Among the curios to be found on Neil Young’s 1980 album Hawks & Doves is a song called “Union Man.”
Brief and country-tinged, it sketches a musician’s union meeting in droll detail:
Every fourth Friday at 10 am
There’s a local meeting
of the A F of M, yeah!
This meeting will now come to order
Is there any new business?
Yeah, I think ‘Live music are better’
Bumper stickers should be issued.
What was that?
‘Live music is better’ bumper stickers
Should be issued
The gentleman says
‘Live music is better’ bumper stickers
Should be issued
All in favor of what he said
Signify by sayin’ “aye”
Aye! *
What does this tell us?
Well, for one thing, it told anyone who was listening at the time that the Eighties would be a weird and unpredictable ride for Neil Young, even by his prodigious standards.
It also tells us that live music — which really means local music, to read between Neil’s lines — is indeed better, and the people who make it are justifiably proud to promote it.
I wrote last week about my grandparents (and maybe my great-grandma) going to see Benny Goodman at a Stamford-area high school. And I wrote some time ago about them going to see Count Basie in a similar setting.

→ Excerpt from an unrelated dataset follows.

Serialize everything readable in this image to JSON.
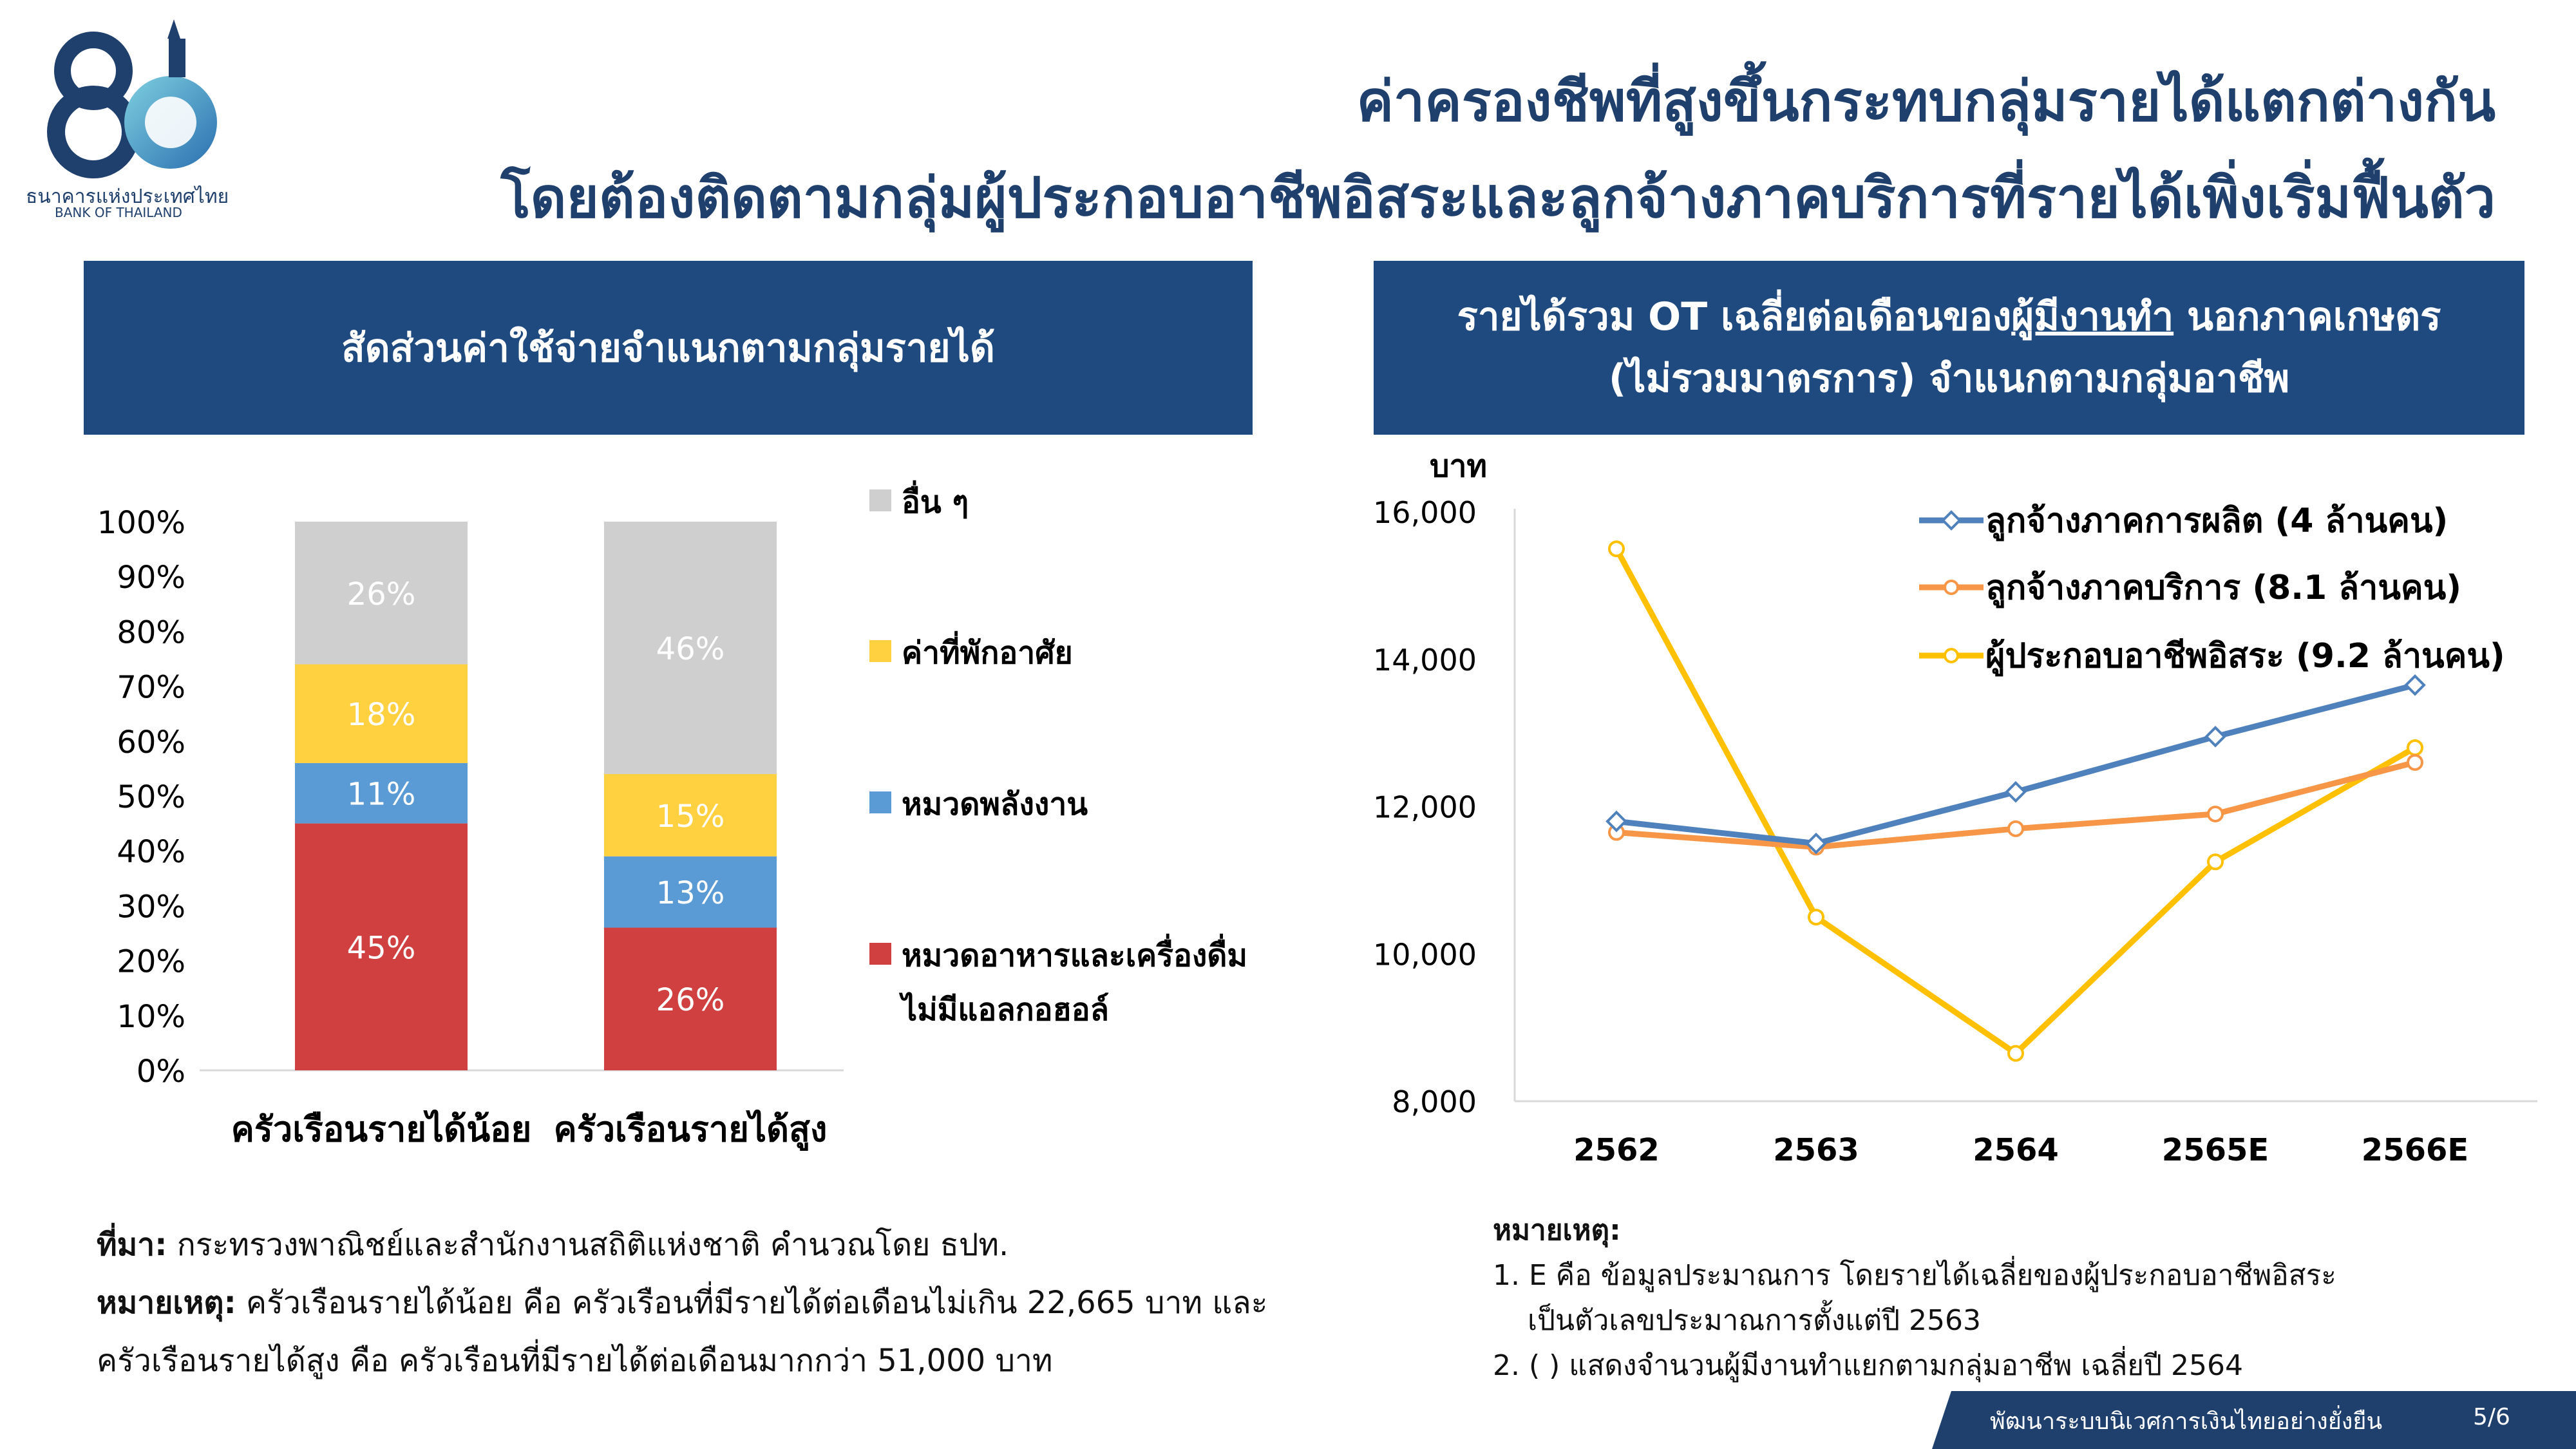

This week finds them metaphorically slapping a “Live Music Are Better” bumper sticker on their Ford Fairlane and going out to support a regional musician I’d never heard of:
There are no Fred Dearborn videos on YouTube, nor are any Fred Dearborn tour itineraries waiting to be discovered through Google.
But I’ve pieced together the Fred Dearborn story, thanks to my dad’s memory and a little deft web-searching.
According to my dad, my grandpa was friendly with a Dearborn family while growing up in Springfield, Mass., in the 1920s and ’30s.
The Dearborns were among the families who used to gather with my grandfather for summer getaways at Lake George — not the big one in New York, but a smaller one near the Massachusetts-Connecticut border.
My grandfather and the Dearborn family shared musical as well as personal ties, my dad says.
I very vaguely recall that one of the Dearborns was a musician, and that my father once actually played a couple paying gigs with him on violin (I once saw a song list in Pop’s writing) in the late 1920s or early 1930s.
(I’ve dug up a lot of family oddments over the course of this blog … but a set list in my grandpa’s hand? Wouldn’t that be something. Wonder what was on it, and what became of it.)
You might notice the period after “Fred” on my grandpa’s calendar entry, indicating that “Fred” was an abbreviation for something — presumably Frederick.
A Google search for Frederick Dearborn turns up a Hartford Courant obituary for a man who grew up in Springfield and sang in professional bands. Sounds like he could have been part of the family my dad remembers.
After leaving a touring musician’s life behind, Fred Dearborn taught music in the West Hartford public schools from the 1940s to the late 1970s. In retirement, he played in no fewer than three towns’ senior citizen bands.
(He would still have been teaching in March 1968. I’m not sure what brought him all the way down to Stamford to perform. I also don’t know whether he was the headline performer or part of a larger group; I’m guessing the latter.)
In a charming gesture, Fred Dearborn apparently held a dance and reception for his students well after his retirement, to thank them for “being so nice to me.”
The obit also indicates that he outlived my grandfather by about five months, dying in West Hartford in July 2001.
My grandpa and Fred Dearborn apparently did not stay that close into adulthood. My dad has no recollection of him visiting the family home when my dad was a kid.
So this concert could well have been the last time the locally beloved music teacher ever crossed paths with his former violin-sideman-turned-draftsman.
I’d like to think they spent a couple minutes shooting the breeze after the concert. The approachability of the performers is one of the most enjoyable things about local music, whether you’re a new fan or an old friend.
It’s one reason why — however you phrase it — live music is/are better.